Nihon Kikan Shokudoka Gakkai Kaiho Volume 15, Issue 2

Functional-anatomical Studies on the Esophagus with Special Reference to the Architecure of the Muscle Coat

The purpose of the present paper is to consider the architectur of the esophagus from the viewpoint of the functional anatomy. The studies are carried out anatomically, histologically and embryologically on the following these concerning to the muscle coat of esophagus: The correlative relation between the circular and longitudinal muscle layer, the relative quantity and its change of the striated and smooth musculature, the coarse of the muscular bundle in different portion of the esophagus, the arrangement of the muscular bundles as a superioresophageal sphincter, state of muscular coat at the inferior part of esohagus (so-called inferior sphincter), nerve supply to the esophageal muscle coat with particular reference to the accommodation of the myenteric plexus of Auerbach.
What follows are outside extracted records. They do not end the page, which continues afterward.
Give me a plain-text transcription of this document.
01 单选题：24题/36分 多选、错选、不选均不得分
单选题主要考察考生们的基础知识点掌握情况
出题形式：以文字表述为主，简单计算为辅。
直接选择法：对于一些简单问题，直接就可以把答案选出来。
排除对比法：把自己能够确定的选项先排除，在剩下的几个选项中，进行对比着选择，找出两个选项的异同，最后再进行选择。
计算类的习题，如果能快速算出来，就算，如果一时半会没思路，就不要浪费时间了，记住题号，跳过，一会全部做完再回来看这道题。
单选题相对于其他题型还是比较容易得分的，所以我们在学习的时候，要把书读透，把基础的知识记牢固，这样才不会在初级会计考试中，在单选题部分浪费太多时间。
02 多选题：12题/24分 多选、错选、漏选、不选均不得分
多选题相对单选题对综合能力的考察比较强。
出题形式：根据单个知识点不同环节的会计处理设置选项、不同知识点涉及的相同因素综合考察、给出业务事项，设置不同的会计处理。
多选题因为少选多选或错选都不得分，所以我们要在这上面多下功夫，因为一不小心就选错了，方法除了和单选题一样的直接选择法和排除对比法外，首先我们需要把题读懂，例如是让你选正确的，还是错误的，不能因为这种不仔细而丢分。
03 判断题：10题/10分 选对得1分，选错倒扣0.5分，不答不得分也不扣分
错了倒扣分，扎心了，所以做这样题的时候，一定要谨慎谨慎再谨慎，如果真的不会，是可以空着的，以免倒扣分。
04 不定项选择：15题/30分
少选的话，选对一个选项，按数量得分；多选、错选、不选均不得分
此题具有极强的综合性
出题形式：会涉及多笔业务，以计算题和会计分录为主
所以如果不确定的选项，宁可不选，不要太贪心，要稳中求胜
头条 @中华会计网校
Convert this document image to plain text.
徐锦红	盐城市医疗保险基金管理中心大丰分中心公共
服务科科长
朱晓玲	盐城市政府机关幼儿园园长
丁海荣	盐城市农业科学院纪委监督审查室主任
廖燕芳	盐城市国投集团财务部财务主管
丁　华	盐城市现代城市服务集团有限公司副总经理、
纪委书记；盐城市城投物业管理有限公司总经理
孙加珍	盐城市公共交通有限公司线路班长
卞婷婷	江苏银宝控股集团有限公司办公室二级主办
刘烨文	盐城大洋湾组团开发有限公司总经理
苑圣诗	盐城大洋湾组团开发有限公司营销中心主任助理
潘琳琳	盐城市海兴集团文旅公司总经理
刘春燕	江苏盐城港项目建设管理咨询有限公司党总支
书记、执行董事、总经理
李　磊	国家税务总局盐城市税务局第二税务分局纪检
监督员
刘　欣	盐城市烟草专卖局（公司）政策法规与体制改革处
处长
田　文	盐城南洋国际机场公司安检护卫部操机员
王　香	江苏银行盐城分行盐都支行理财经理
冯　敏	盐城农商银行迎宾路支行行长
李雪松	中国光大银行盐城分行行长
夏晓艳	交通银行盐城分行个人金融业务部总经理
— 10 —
The findings of these researches and the functional meaning of these results are discussed, then the author inclined to have come to the conclusion that the muscle coat of the esophagus is of double origin and each of the portions has its peculiar function: the upper or striated portion is derived from the pharyngeal muscle and has function to push down the food rapidly, while the lower or nonstriated portion arises from the essential muscle coat of the gut and has a role to lead the food slowly into the stomach.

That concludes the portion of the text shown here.